I have the newest version of Coqui TTS and trainer.

I do not get this error when using the main branch.

I attach the config.json. config.txt

@GerrySant @erogol Like I said on this PR details "For the fix works, we need to guarantee that the train_step for each optimizer is independent. It means that we need to activate the generator 2 times and we can't cache it. We need to update the Coqui TTS GANs model to attend to this requirement after the merge.". For this reason just use this PR changes will not works. @GerrySant if you want it to work you need to call two times the generator, once for the discriminator loss and other for the generator loss. Otherwise, it will not have grad for the generator weights update (and It will raise the error that you have noticed).

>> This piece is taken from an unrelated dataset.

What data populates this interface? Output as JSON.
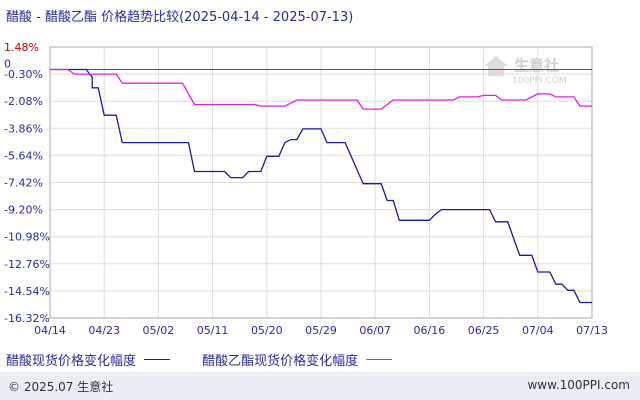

erogol commented 1 year ago

@Edresson how about running the generator step first? Would that help?

Edresson commented 1 year ago

@Edresson how about running the generator step first? Would that help?

I think that we can't do that because order matter. First we need to compute the loss for the discriminator and update its weights and then use the discriminator with updated weights to compute the loss of generator. In the past, our HiFi-GAN training achieved worst result than the original implementation and the bug was the order of the optimizers. If my memory is not falling, it was the issue with BWE model as well, then I fixed it for HiFi-GAN and @WeberJulian replicated it to BWE model.

erogol commented 1 year ago

Just closing this for the sake of #89